Scotland’s unemployment rate between July and September was 4.1%, down 0.2 percentage points on the previous quarter.
It means unemployment is continuing to drop but is not yet back to levels seen before the coronavirus pandemic, according to the Office for National Statistics.
The current rate remains 0.3 percentage points above the level for December 2019 to February 2020.
The employment rate also rose compared with the previous quarter by 0.6 percentage points to 74.8%, but remains 0.6 points lower than before the Covid-19 induced lockdown.
Employment minister Richard Lochhead said: “The Scottish Government continues to do all it can to support employees and employers and is investing more than £1bn in 2021/22 to create jobs and ensure people have the skills needed to help seize Scotland’s potential and deliver a greater, greener, fairer and sustainable economy.”

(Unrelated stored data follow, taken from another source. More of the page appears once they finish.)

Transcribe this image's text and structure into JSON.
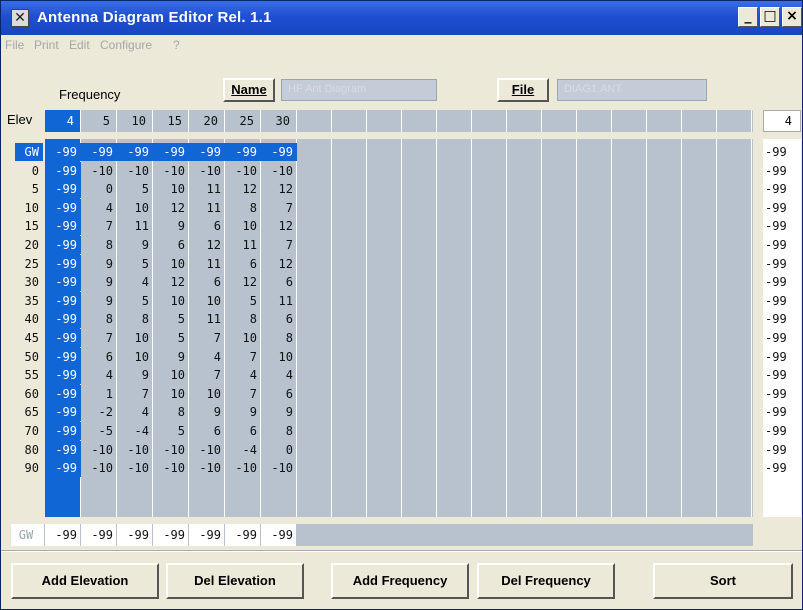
{
  "window": {
    "title": "Antenna Diagram Editor Rel. 1.1",
    "minimize": "_",
    "maximize": "□",
    "close": "×"
  },
  "menu": [
    "File",
    "Print",
    "Edit",
    "Configure",
    "?"
  ],
  "labels": {
    "frequency": "Frequency",
    "elev": "Elev",
    "name_button": "Name",
    "file_button": "File"
  },
  "fields": {
    "name_value": "HF Ant Diagram",
    "file_value": "DIAG1.ANT"
  },
  "frequencies": [
    "4",
    "5",
    "10",
    "15",
    "20",
    "25",
    "30"
  ],
  "selected_frequency_readout": "4",
  "elevations": [
    "GW",
    "0",
    "5",
    "10",
    "15",
    "20",
    "25",
    "30",
    "35",
    "40",
    "45",
    "50",
    "55",
    "60",
    "65",
    "70",
    "80",
    "90"
  ],
  "rows": [
    [
      "-99",
      "-99",
      "-99",
      "-99",
      "-99",
      "-99",
      "-99"
    ],
    [
      "-99",
      "-10",
      "-10",
      "-10",
      "-10",
      "-10",
      "-10"
    ],
    [
      "-99",
      "0",
      "5",
      "10",
      "11",
      "12",
      "12"
    ],
    [
      "-99",
      "4",
      "10",
      "12",
      "11",
      "8",
      "7"
    ],
    [
      "-99",
      "7",
      "11",
      "9",
      "6",
      "10",
      "12"
    ],
    [
      "-99",
      "8",
      "9",
      "6",
      "12",
      "11",
      "7"
    ],
    [
      "-99",
      "9",
      "5",
      "10",
      "11",
      "6",
      "12"
    ],
    [
      "-99",
      "9",
      "4",
      "12",
      "6",
      "12",
      "6"
    ],
    [
      "-99",
      "9",
      "5",
      "10",
      "10",
      "5",
      "11"
    ],
    [
      "-99",
      "8",
      "8",
      "5",
      "11",
      "8",
      "6"
    ],
    [
      "-99",
      "7",
      "10",
      "5",
      "7",
      "10",
      "8"
    ],
    [
      "-99",
      "6",
      "10",
      "9",
      "4",
      "7",
      "10"
    ],
    [
      "-99",
      "4",
      "9",
      "10",
      "7",
      "4",
      "4"
    ],
    [
      "-99",
      "1",
      "7",
      "10",
      "10",
      "7",
      "6"
    ],
    [
      "-99",
      "-2",
      "4",
      "8",
      "9",
      "9",
      "9"
    ],
    [
      "-99",
      "-5",
      "-4",
      "5",
      "6",
      "6",
      "8"
    ],
    [
      "-99",
      "-10",
      "-10",
      "-10",
      "-10",
      "-4",
      "0"
    ],
    [
      "-99",
      "-10",
      "-10",
      "-10",
      "-10",
      "-10",
      "-10"
    ]
  ],
  "right_column": [
    "-99",
    "-99",
    "-99",
    "-99",
    "-99",
    "-99",
    "-99",
    "-99",
    "-99",
    "-99",
    "-99",
    "-99",
    "-99",
    "-99",
    "-99",
    "-99",
    "-99",
    "-99"
  ],
  "footer": {
    "label": "GW",
    "values": [
      "-99",
      "-99",
      "-99",
      "-99",
      "-99",
      "-99",
      "-99"
    ]
  },
  "buttons": {
    "add_elevation": "Add Elevation",
    "del_elevation": "Del Elevation",
    "add_frequency": "Add Frequency",
    "del_frequency": "Del Frequency",
    "sort": "Sort"
  },
  "colors": {
    "titlebar": "#1f4fd0",
    "selection": "#1166d6",
    "grid": "#b7c2ce"
  }
}
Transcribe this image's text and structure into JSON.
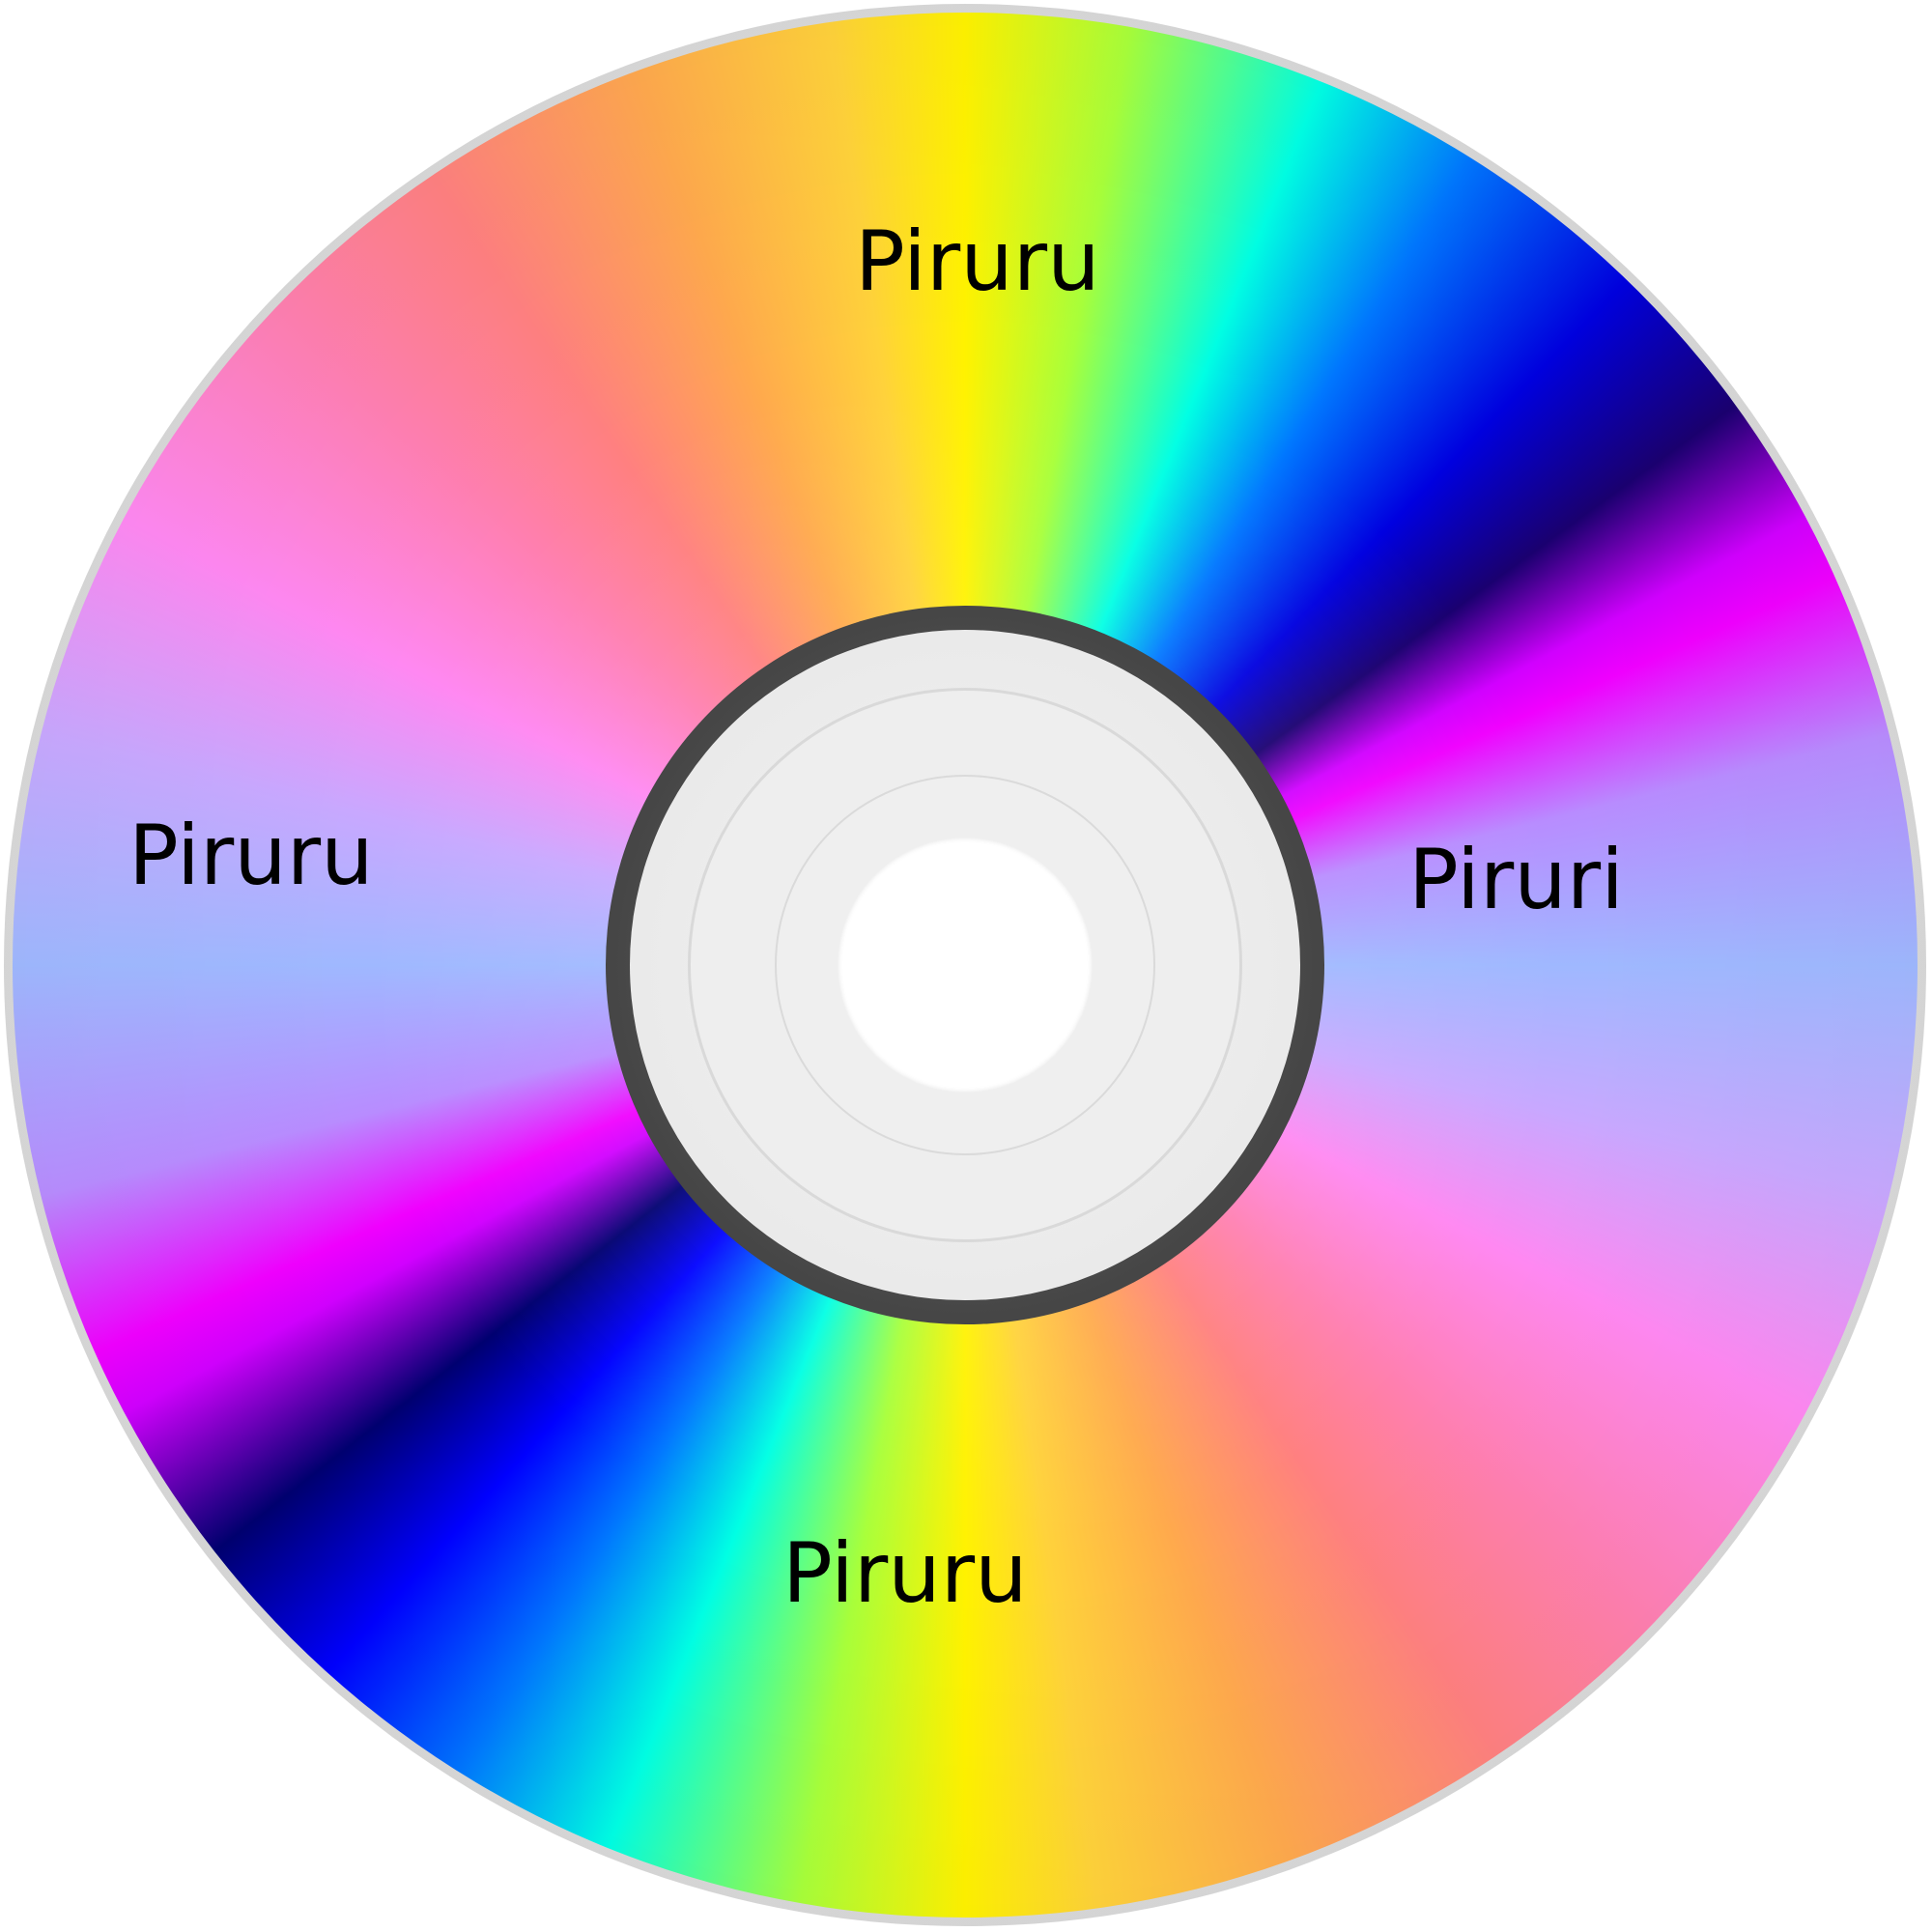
{
  "disc": {
    "labels": {
      "top": "Piruru",
      "left": "Piruru",
      "right": "Piruri",
      "bottom": "Piruru"
    }
  }
}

Separate figures released by HMRC showed an increase in the number of people employed last month compared with the first month of the lockdown.
Some 2.39 million employees were recorded in Scotland in October by the tax agency, a 0.1% rise compared with February 2020.
Benefit claimants remained substantially higher than before the pandemic, with the number of people claiming Universal Credit for the principal reason of unemployment being 44,000 higher last month than in March last year.
But this figure dropped by 2100 from the previous month.